Abaddons Tor: Roman (German Edition)
Leute, die verzeihen können, wollen anderen helfen. Sie haben ihr Leben eingesetzt, um Fremde zu retten, und sie warten jetzt vor der Tür und sterben. Ich muss nicht blind meinem Glauben folgen. Das sind Tatsachen, und genau das geschieht jetzt gerade.«
Anna hielt inne und wartete auf ein Zeichen, dass Clarissa noch zuhörte. Nur das leise Zischen, das aus dem Com drang, verriet ihr, dass die Verbindung noch stand.
»Das sind die Menschen, denen zu helfen ich Sie bitte«, fuhr Anna fort. »Der Mensch, den zu hintergehen ich Sie bitte, ist ein Mann, der Unschuldige tötet, wenn es ihm nützlich erscheint. Vergessen Sie die Erde und den Ring und alles andere, was Sie glauben oder nicht glauben wollen. Stellen Sie sich nur eine einzige Frage: Wollen Sie, dass Ashford Holden und Naomi tötet? Da geht es nicht um den Glauben. Es ist eine einfache Frage, Claire. Können Sie zulassen, dass diese Menschen sterben? Welche Entscheidung haben diese Menschen getroffen, als sie bei Ihnen vor der gleichen Frage standen?«
Anna wusste, dass sie blind herumstocherte und sich wiederholte. Trotzdem fiel es ihr schwer, innezuhalten und zu schweigen. Sie war nicht daran gewöhnt, die Seele eines Menschen zu retten, den sie nicht sehen und dessen Reaktionen sie nicht einschätzen konnte. Diese Leere versuchte sie zu füllen, indem sie hastig redete.

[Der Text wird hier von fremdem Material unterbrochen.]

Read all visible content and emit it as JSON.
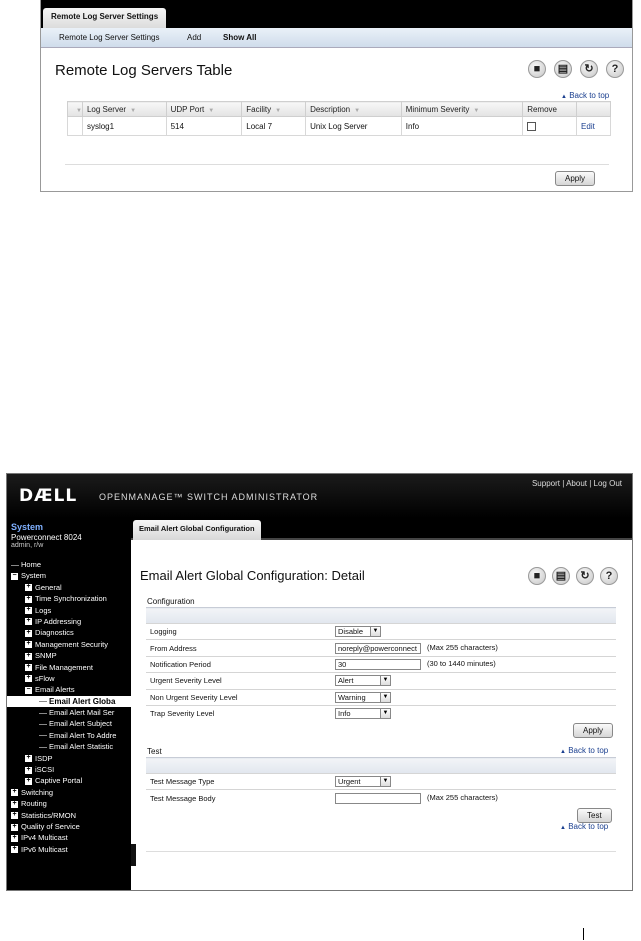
{
  "screen1": {
    "tab_label": "Remote Log Server Settings",
    "subnav": [
      "Remote Log Server Settings",
      "Add",
      "Show All"
    ],
    "title": "Remote Log Servers Table",
    "toolbar_icons": [
      "save-icon",
      "print-icon",
      "refresh-icon",
      "help-icon"
    ],
    "back_to_top": "Back to top",
    "table": {
      "columns": [
        "Log Server",
        "UDP Port",
        "Facility",
        "Description",
        "Minimum Severity",
        "Remove",
        ""
      ],
      "rows": [
        {
          "log_server": "syslog1",
          "udp_port": "514",
          "facility": "Local 7",
          "description": "Unix Log Server",
          "min_severity": "Info",
          "remove": false,
          "edit": "Edit"
        }
      ]
    },
    "apply_label": "Apply"
  },
  "screen2": {
    "header": {
      "logo": "DÆLL",
      "product": "OPENMANAGE™ SWITCH ADMINISTRATOR",
      "links": [
        "Support",
        "About",
        "Log Out"
      ]
    },
    "system": {
      "label": "System",
      "model": "Powerconnect 8024",
      "user": "admin, r/w"
    },
    "tab_label": "Email Alert Global Configuration",
    "nav": [
      {
        "label": "Home",
        "indent": 0,
        "exp": ""
      },
      {
        "label": "System",
        "indent": 0,
        "exp": "−"
      },
      {
        "label": "General",
        "indent": 1,
        "exp": "+"
      },
      {
        "label": "Time Synchronization",
        "indent": 1,
        "exp": "+"
      },
      {
        "label": "Logs",
        "indent": 1,
        "exp": "+"
      },
      {
        "label": "IP Addressing",
        "indent": 1,
        "exp": "+"
      },
      {
        "label": "Diagnostics",
        "indent": 1,
        "exp": "+"
      },
      {
        "label": "Management Security",
        "indent": 1,
        "exp": "+"
      },
      {
        "label": "SNMP",
        "indent": 1,
        "exp": "+"
      },
      {
        "label": "File Management",
        "indent": 1,
        "exp": "+"
      },
      {
        "label": "sFlow",
        "indent": 1,
        "exp": "+"
      },
      {
        "label": "Email Alerts",
        "indent": 1,
        "exp": "−"
      },
      {
        "label": "Email Alert Globa",
        "indent": 2,
        "exp": "",
        "selected": true
      },
      {
        "label": "Email Alert Mail Ser",
        "indent": 2,
        "exp": ""
      },
      {
        "label": "Email Alert Subject",
        "indent": 2,
        "exp": ""
      },
      {
        "label": "Email Alert To Addre",
        "indent": 2,
        "exp": ""
      },
      {
        "label": "Email Alert Statistic",
        "indent": 2,
        "exp": ""
      },
      {
        "label": "ISDP",
        "indent": 1,
        "exp": "+"
      },
      {
        "label": "iSCSI",
        "indent": 1,
        "exp": "+"
      },
      {
        "label": "Captive Portal",
        "indent": 1,
        "exp": "+"
      },
      {
        "label": "Switching",
        "indent": 0,
        "exp": "+"
      },
      {
        "label": "Routing",
        "indent": 0,
        "exp": "+"
      },
      {
        "label": "Statistics/RMON",
        "indent": 0,
        "exp": "+"
      },
      {
        "label": "Quality of Service",
        "indent": 0,
        "exp": "+"
      },
      {
        "label": "IPv4 Multicast",
        "indent": 0,
        "exp": "+"
      },
      {
        "label": "IPv6 Multicast",
        "indent": 0,
        "exp": "+"
      }
    ],
    "title": "Email Alert Global Configuration: Detail",
    "toolbar_icons": [
      "save-icon",
      "print-icon",
      "refresh-icon",
      "help-icon"
    ],
    "configuration": {
      "label": "Configuration",
      "fields": [
        {
          "label": "Logging",
          "type": "select",
          "value": "Disable"
        },
        {
          "label": "From Address",
          "type": "text",
          "value": "noreply@powerconnect",
          "hint": "(Max 255 characters)"
        },
        {
          "label": "Notification Period",
          "type": "text",
          "value": "30",
          "hint": "(30 to 1440 minutes)"
        },
        {
          "label": "Urgent Severity Level",
          "type": "select",
          "value": "Alert"
        },
        {
          "label": "Non Urgent Severity Level",
          "type": "select",
          "value": "Warning"
        },
        {
          "label": "Trap Severity Level",
          "type": "select",
          "value": "Info"
        }
      ],
      "apply_label": "Apply"
    },
    "test": {
      "label": "Test",
      "back_to_top": "Back to top",
      "fields": [
        {
          "label": "Test Message Type",
          "type": "select",
          "value": "Urgent"
        },
        {
          "label": "Test Message Body",
          "type": "text",
          "value": "",
          "hint": "(Max 255 characters)"
        }
      ],
      "test_label": "Test",
      "back_to_top_2": "Back to top"
    }
  }
}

»Es missfällt mir so sehr wie Ihnen, dass diese Menschen getötet werden«, sagte Cortez. Es klang traurig, er hielt jedoch an seiner Position fest. »Aber manchmal sind Opfer notwendig, und die Schrift sagt uns, dass ein solches Opfer heilig ist.«
»Ehrlich?« Anna lachte humorlos. »Wollen wir uns jetzt die Zeit mit Bibellesungen vertreiben?«
»Wir haben es hier mit Dingen zu tun, für die die Menschheit nicht bereit ist«, behauptete Cortez.
»Das zu entscheiden ist nicht Ihre Aufgabe, Hank.« Sie zielte mit dem Finger auf den Com, als stünde der Mann vor ihr. »Denken Sie über die Menschen nach, die Sie töten. Sehen Sie sich an, mit wem Sie zusammenarbeiten, und fragen Sie Ihr Gewissen, ob Sie wirklich das Richtige tun.«
»Wollen Sie mein Handeln nach der Gesellschaft beurteilen, in der ich mich befinde?«, erwiderte Cortez. »Wollen Sie das wirklich tun? Gottes Werkzeuge sind seit jeher mit Makeln behaftet. Wir sind schwache Menschenwesen, aber wir werden zu moralisch handelnden Geschöpfen, wenn wir im Angesicht des drohenden Todes die Kraft finden, das zu tun, was wir tun müssen. Gerade Sie sollten doch …«
Einen Moment lang wurde es still.
»Cortez?«, sagte Anna. Doch als sie seine Stimme wieder hörte, sprach er nicht mehr mit ihr.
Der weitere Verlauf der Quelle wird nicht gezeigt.